Evan Cheng evan.cheng at apple.com
Wed Apr 18 09:55:04 PDT 2007


On Apr 18, 2007, at 9:20 AM, David Greene wrote:

> Chris Lattner wrote:
>
>> This is a very detailed design point.  I don't think it makes sense
>> to talk about this until we are further along :).
>
> It's actually a fundamental design decision and therefore needs to
> be talked about up front.  I understand where you're coming from
> but static polymorphism is the design I'd choose.  It's important to
> get the sense of the community about this early on so I don't go do
> something that people object to.
>
>> I agree that there are pros an cons, but I see these (static
>> specialization vs dynamic dispatch) as two equivalent ways to solve
>> the same problem, just with two different sets of trade-offs.  With
>> one you have code duplication (of an entire register allocator??) on
>> the other hand you have dynamic dispatch overhead.
>
> This isn't static specialization.  It's the Template Method pattern.
> There's one generic algorithm that's parameterized through one or
> more traits classes.  The generic algorithm calls into the traits
> classes to get varying behavior.

Template instantiation is static specialization. That, unfortunately,  
causes a lot of code duplication. It's not suitable for many classes.  
We are very concerned about overall footprint of LLVM.

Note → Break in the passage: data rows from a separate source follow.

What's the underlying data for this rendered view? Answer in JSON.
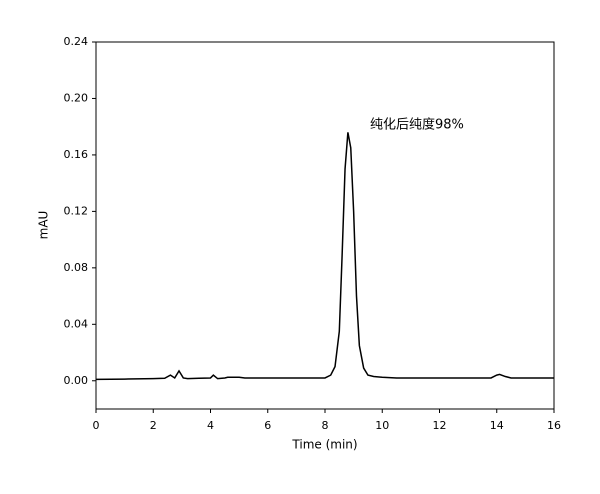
{
  "chart_data": {
    "type": "line",
    "annotation": "纯化后纯度98%",
    "xlabel": "Time (min)",
    "ylabel": "mAU",
    "color": "#000000",
    "x": [
      0,
      1,
      2,
      2.4,
      2.6,
      2.75,
      2.9,
      3.05,
      3.2,
      3.6,
      4.0,
      4.1,
      4.25,
      4.5,
      4.6,
      5.0,
      5.2,
      6,
      7,
      8.0,
      8.2,
      8.35,
      8.5,
      8.6,
      8.7,
      8.8,
      8.9,
      9.0,
      9.1,
      9.2,
      9.35,
      9.5,
      9.7,
      10,
      10.5,
      11,
      12,
      13,
      13.8,
      14.0,
      14.1,
      14.3,
      14.5,
      15,
      16
    ],
    "values": [
      0.001,
      0.0012,
      0.0015,
      0.0018,
      0.004,
      0.002,
      0.007,
      0.002,
      0.0015,
      0.0018,
      0.002,
      0.004,
      0.0015,
      0.002,
      0.0025,
      0.0025,
      0.002,
      0.002,
      0.002,
      0.002,
      0.004,
      0.01,
      0.035,
      0.09,
      0.15,
      0.176,
      0.165,
      0.12,
      0.06,
      0.025,
      0.009,
      0.004,
      0.003,
      0.0025,
      0.002,
      0.002,
      0.002,
      0.002,
      0.002,
      0.004,
      0.0045,
      0.003,
      0.002,
      0.002,
      0.002
    ],
    "xlim": [
      0,
      16
    ],
    "xticks": [
      0,
      2,
      4,
      6,
      8,
      10,
      12,
      14,
      16
    ],
    "ylim": [
      -0.02,
      0.24
    ],
    "yticks": [
      {
        "value": 0,
        "label": "0.00"
      },
      0.04,
      0.08,
      0.12,
      0.16,
      {
        "value": 0.2,
        "label": "0.20"
      },
      0.24
    ]
  }
}
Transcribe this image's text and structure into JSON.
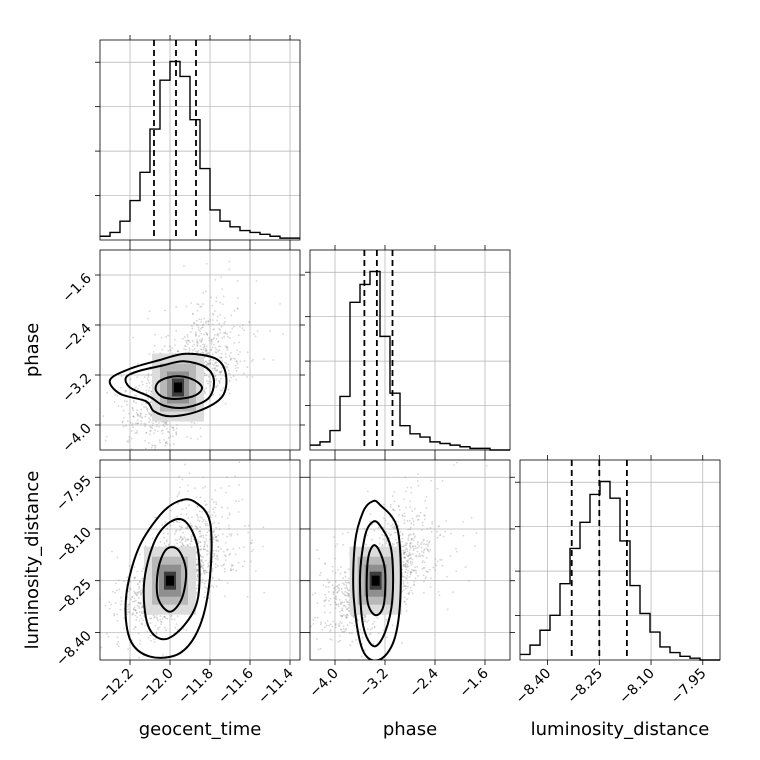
{
  "chart_data": {
    "type": "corner",
    "parameters": [
      {
        "name": "geocent_time",
        "xlabel": "geocent_time",
        "ylabel": "",
        "range": [
          -12.35,
          -11.35
        ],
        "ticks": [
          -12.2,
          -12.0,
          -11.8,
          -11.6,
          -11.4
        ],
        "tick_labels": [
          "−12.2",
          "−12.0",
          "−11.8",
          "−11.6",
          "−11.4"
        ],
        "quantiles": [
          -12.08,
          -11.97,
          -11.87
        ]
      },
      {
        "name": "phase",
        "xlabel": "phase",
        "ylabel": "phase",
        "range": [
          -4.4,
          -1.2
        ],
        "ticks": [
          -4.0,
          -3.2,
          -2.4,
          -1.6
        ],
        "tick_labels": [
          "−4.0",
          "−3.2",
          "−2.4",
          "−1.6"
        ],
        "quantiles": [
          -3.53,
          -3.33,
          -3.08
        ]
      },
      {
        "name": "luminosity_distance",
        "xlabel": "luminosity_distance",
        "ylabel": "luminosity_distance",
        "range": [
          -8.48,
          -7.9
        ],
        "ticks": [
          -8.4,
          -8.25,
          -8.1,
          -7.95
        ],
        "tick_labels": [
          "−8.40",
          "−8.25",
          "−8.10",
          "−7.95"
        ],
        "quantiles": [
          -8.33,
          -8.25,
          -8.17
        ]
      }
    ],
    "histograms": [
      {
        "param": "geocent_time",
        "edges": [
          -12.35,
          -12.3,
          -12.25,
          -12.2,
          -12.15,
          -12.1,
          -12.05,
          -12.0,
          -11.95,
          -11.9,
          -11.85,
          -11.8,
          -11.75,
          -11.7,
          -11.65,
          -11.6,
          -11.55,
          -11.5,
          -11.45,
          -11.4,
          -11.35
        ],
        "counts": [
          2,
          4,
          10,
          21,
          36,
          59,
          85,
          95,
          87,
          64,
          38,
          16,
          10,
          7,
          5,
          4,
          3,
          2,
          1,
          1
        ]
      },
      {
        "param": "phase",
        "edges": [
          -4.4,
          -4.24,
          -4.08,
          -3.92,
          -3.76,
          -3.6,
          -3.44,
          -3.28,
          -3.12,
          -2.96,
          -2.8,
          -2.64,
          -2.48,
          -2.32,
          -2.16,
          -2.0,
          -1.84,
          -1.68,
          -1.52,
          -1.36,
          -1.2
        ],
        "counts": [
          3,
          5,
          12,
          33,
          91,
          102,
          110,
          70,
          35,
          15,
          10,
          8,
          5,
          4,
          3,
          2,
          1,
          1,
          0,
          0
        ]
      },
      {
        "param": "luminosity_distance",
        "edges": [
          -8.48,
          -8.451,
          -8.422,
          -8.393,
          -8.364,
          -8.335,
          -8.306,
          -8.277,
          -8.248,
          -8.219,
          -8.19,
          -8.161,
          -8.132,
          -8.103,
          -8.074,
          -8.045,
          -8.016,
          -7.987,
          -7.958,
          -7.929,
          -7.9
        ],
        "counts": [
          3,
          8,
          16,
          24,
          41,
          60,
          74,
          89,
          96,
          87,
          64,
          40,
          25,
          15,
          7,
          4,
          2,
          1,
          0,
          0
        ]
      }
    ],
    "pairs": [
      {
        "x": "geocent_time",
        "y": "phase",
        "peak": [
          -11.96,
          -3.4
        ],
        "contours": [
          [
            [
              -11.95,
              -3.22
            ],
            [
              -11.88,
              -3.28
            ],
            [
              -11.84,
              -3.4
            ],
            [
              -11.87,
              -3.52
            ],
            [
              -11.95,
              -3.58
            ],
            [
              -12.03,
              -3.56
            ],
            [
              -12.07,
              -3.45
            ],
            [
              -12.06,
              -3.32
            ],
            [
              -12.01,
              -3.24
            ]
          ],
          [
            [
              -11.93,
              -2.98
            ],
            [
              -11.82,
              -3.08
            ],
            [
              -11.78,
              -3.3
            ],
            [
              -11.81,
              -3.58
            ],
            [
              -11.92,
              -3.72
            ],
            [
              -12.03,
              -3.69
            ],
            [
              -12.1,
              -3.55
            ],
            [
              -12.2,
              -3.4
            ],
            [
              -12.22,
              -3.24
            ],
            [
              -12.16,
              -3.14
            ],
            [
              -12.04,
              -3.05
            ]
          ],
          [
            [
              -11.92,
              -2.86
            ],
            [
              -11.77,
              -2.94
            ],
            [
              -11.72,
              -3.2
            ],
            [
              -11.74,
              -3.55
            ],
            [
              -11.86,
              -3.78
            ],
            [
              -12.0,
              -3.86
            ],
            [
              -12.08,
              -3.78
            ],
            [
              -12.12,
              -3.62
            ],
            [
              -12.25,
              -3.5
            ],
            [
              -12.3,
              -3.28
            ],
            [
              -12.2,
              -3.1
            ],
            [
              -12.05,
              -2.96
            ]
          ]
        ]
      },
      {
        "x": "geocent_time",
        "y": "luminosity_distance",
        "peak": [
          -12.0,
          -8.25
        ],
        "contours": [
          [
            [
              -11.96,
              -8.16
            ],
            [
              -11.92,
              -8.22
            ],
            [
              -11.94,
              -8.3
            ],
            [
              -12.0,
              -8.34
            ],
            [
              -12.06,
              -8.3
            ],
            [
              -12.06,
              -8.22
            ],
            [
              -12.02,
              -8.16
            ]
          ],
          [
            [
              -11.92,
              -8.08
            ],
            [
              -11.86,
              -8.16
            ],
            [
              -11.86,
              -8.3
            ],
            [
              -11.93,
              -8.38
            ],
            [
              -12.03,
              -8.42
            ],
            [
              -12.11,
              -8.38
            ],
            [
              -12.13,
              -8.26
            ],
            [
              -12.08,
              -8.14
            ],
            [
              -12.0,
              -8.08
            ]
          ],
          [
            [
              -11.88,
              -8.02
            ],
            [
              -11.8,
              -8.08
            ],
            [
              -11.8,
              -8.24
            ],
            [
              -11.85,
              -8.38
            ],
            [
              -11.95,
              -8.46
            ],
            [
              -12.1,
              -8.47
            ],
            [
              -12.2,
              -8.42
            ],
            [
              -12.22,
              -8.3
            ],
            [
              -12.16,
              -8.16
            ],
            [
              -12.05,
              -8.06
            ],
            [
              -11.96,
              -8.02
            ]
          ]
        ]
      },
      {
        "x": "phase",
        "y": "luminosity_distance",
        "peak": [
          -3.35,
          -8.25
        ],
        "contours": [
          [
            [
              -3.3,
              -8.16
            ],
            [
              -3.2,
              -8.22
            ],
            [
              -3.22,
              -8.32
            ],
            [
              -3.35,
              -8.35
            ],
            [
              -3.48,
              -8.31
            ],
            [
              -3.48,
              -8.2
            ],
            [
              -3.4,
              -8.15
            ]
          ],
          [
            [
              -3.28,
              -8.09
            ],
            [
              -3.1,
              -8.16
            ],
            [
              -3.08,
              -8.3
            ],
            [
              -3.2,
              -8.4
            ],
            [
              -3.38,
              -8.44
            ],
            [
              -3.55,
              -8.38
            ],
            [
              -3.6,
              -8.24
            ],
            [
              -3.52,
              -8.12
            ],
            [
              -3.4,
              -8.08
            ]
          ],
          [
            [
              -3.28,
              -8.03
            ],
            [
              -3.0,
              -8.1
            ],
            [
              -2.95,
              -8.28
            ],
            [
              -3.05,
              -8.42
            ],
            [
              -3.3,
              -8.48
            ],
            [
              -3.56,
              -8.45
            ],
            [
              -3.7,
              -8.3
            ],
            [
              -3.68,
              -8.14
            ],
            [
              -3.55,
              -8.05
            ],
            [
              -3.4,
              -8.02
            ]
          ]
        ]
      }
    ]
  }
}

Seriously, it's not important to get every design point decided  
before we proceed. We like incremental development. :-) See http:// 
llvm.org/docs/DeveloperPolicy.html#incremental

Evan

>
> There is no code duplication.  Let's say I write two register
> allocators.  One uses linear scan and the other uses graph coloring.
> Both need to compute spill weights.  A single traits class can
> be reused as a parameter to both allocators, allowing the spill
> weight computation code to be shared.  If someone else comes
> along later with a better spill weight algorithm, we can substitute
> that traits class when we parameterize the allocators.
>
> An example is the use of allocators in the standard library.  The
> code for std::vector isn't duplicated.  If I want a different
> allocation strategy I write a new allocator class and pass that
> as part of the vector type.
>
>> In practice, the only way to determine the worth of one approach over
>> the other is careful measurment, which you can't do until you have an
>> implementation :)
>
> The detailed part of the design is exactly what goes into the
> traits class(es), and yes, that is something that will be hashed
> out with experience.  But choosing static vs. dynamic polymorphism
> has important software engineering implications.  It's not a
> simple matter to convert from one to the other mid-stream.